In gold ETFs, bullion-backed funds receive most of the attention and assets. However, an ETF that uses futures contracts for exposure to the precious metal is getting a second look as gold goes into backwardation.

Backwardation occurs when the spot price is higher than the near future contract, and is a rare situation in gold. This market condition puts the focus on PowerShares DB Gold Fund (NYSEArca: DGL), which stands to benefit from backwardation.

Gold’s biggest backwardation since 1999 prompted a “corrective rally,” Bloomberg reports, citing Societe Generale analysts.

Backwardation is occurring amid reports of strong demand for physical gold, especially in China, after this year’s price decline.

“Backwardation is a concern in gold markets because in theory demand for physical delivery should never outweigh supply, since the amount of available gold is a known, fixed quantity. The event is not unprecedented, as it also happened during the financial crisis of 2008 – and corrected itself the following year,” Reuters reports. “The current dislocation indicates that holders of gold futures have begun demanding delivery. But because of the large amount of leverage in the market, participants are not able to deliver on their obligations.”

DGL uses futures contracts to track gold prices. Other gold ETFs such as SPDR Gold Shares (NYSEArca: GLD), iShares Gold Trust (NYSEArca: IAU) and ETFS Physical Swiss Gold Shares (NYSEArca: SGOL) are backed by physical bullion.

“DGL has lagged the return of gold by more than 2% annualized since its 2007 inception, far in excess of its stated 0.75% expense ratio,” wrote Morningstar analyst Samuel Lee in a March profile of the ETF.

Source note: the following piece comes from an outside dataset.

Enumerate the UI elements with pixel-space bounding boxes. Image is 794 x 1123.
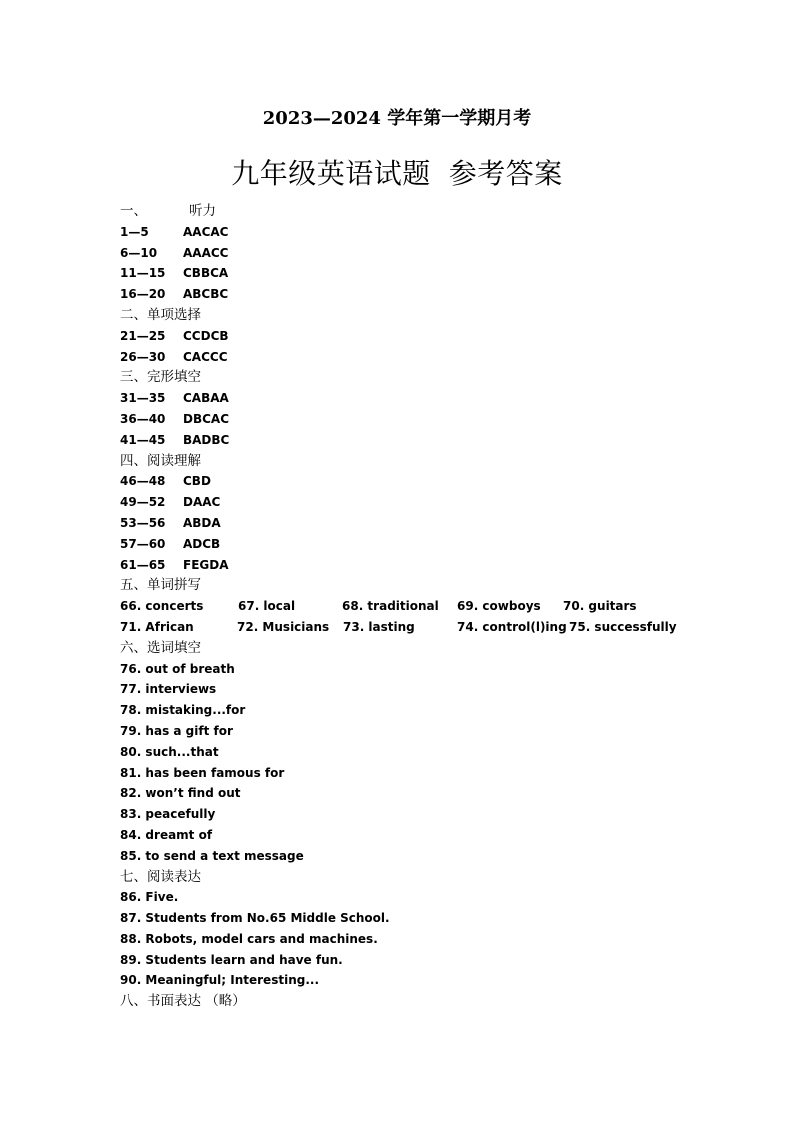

“Moreover, the gap was the result of consistent underperformance, suggesting the fund incurs predictable hidden costs,” he added. “The solution to the mystery may be DGL’s unconventional structure (for a gold fund, that is): Unlike physical bullion funds, DGL replicates gold’s returns by owning futures contracts, which must be ‘rolled over’ frequently, creating potentially large trading costs.”

In other words, DGL can suffer when gold futures are in contango, or the spot price is lower than the closest future contact. However, the ETF’s tracking index seeks to minimize the effects of negative roll yield. The benchmark replaces expiring futures contracts with new contracts expiring in the month that offer the best roll yield.

DGL tries to minimize the losses from rolling in a contangoed market, and tries to maximize the roll benefits in backwardated markets, according to the prospectus.

Therefore, the current backwardation in gold could provide a tailwind for the futures-based ETF. [Commodity ETFs and Contango]

Full disclosure: Tom Lydon’s clients own GLD.